I think we've run into some other limitations as well, but these are the first that come to my mind :) hope this helps!
Feels like there might be a good infra company in there for someone to build.
Smolagents works great for us but we did run into some limitations. For example, it lacks structured output enforcement, parallel execution, and in-built shared memory, which are crucial features for orchestrating a multi-layer agent hierarchy beyond simple chatbots. We've also been playing around with Pydantic AI due to its benefits with validation and type enforcement but haven't shifted yet.
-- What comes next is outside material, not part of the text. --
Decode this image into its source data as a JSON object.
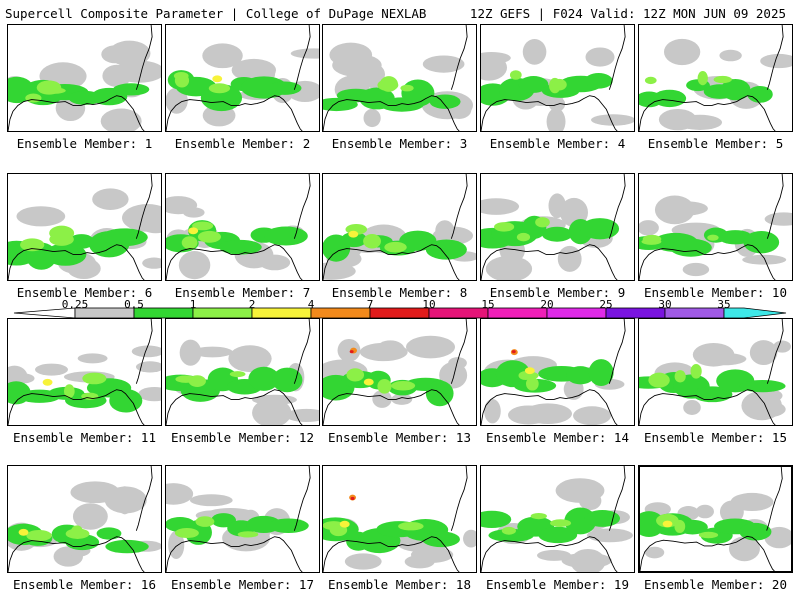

As of now, I think you could relatively easily wrap the plexe model, which has a `predict()` method, in a scikit-learn Estimator. You could then plug it into a Pipeline.
What do you have in mind? How would you want to use this with scikit-learn pipelines?
I.e. if I already have some data cleaning/normalisation, some dimensional reduction and then some fitting, being able to drop the Agent in place with an appropriate description and task.
Cleaning: Feed it a data frame and have it figure out what needs imputing etc.
The rest: Could either be separate tasks or one big task for the Agent..
You could wrap the Plexe-built model in a scikit-learn Estimator like I mentioned, and you can specify the desired input/output schema of the model when you start building it, so it will fit into your Pipeline.
This is an interesting requirement for us to think about though. Maybe we'll build proper support for the "I want to use this in a Pipeline" use case :)
Fine-tuning existing language models is also an option in Plexe's toolkit. For example, when we needed to classify prompt injections for LLMs, Plexe determined fine-tuning RoBERTa was the best approach. But for most structured data problems (like forecasting or recommendations), Plexe typically builds lightweight models from scratch that are trained directly on your dataset.
Plexe experiments with multiple approaches - from traditional algorithms like gradient boosting to deep neural networks. It runs the training jobs and compares performance metrics across different architectures to identify which solution best fits your specific data and problem constraints.
Plexe _can_ build deep learning models using `torch` and `transformers`, and often the experimentation process will include some NN-based solutions as well, but that's just one of the ML frameworks available to the agent. It can also build models using xgboost, scikit-learn, and several others.
You can also explicitly tell Plexe not to use neural nets, if that's a requirement.
We've seen the models hit typical statistical pitfalls like overfitting and data leakage during testing. We've improved by implementing strict validation protocols and guardrails around data handling. While we've fixed the agents getting stuck in recursive debugging loops, statistical validity remains an ongoing challenge. We're actively working on better detection of these issues, but ultimately, we rely on domain expertise from users for evaluating model performance.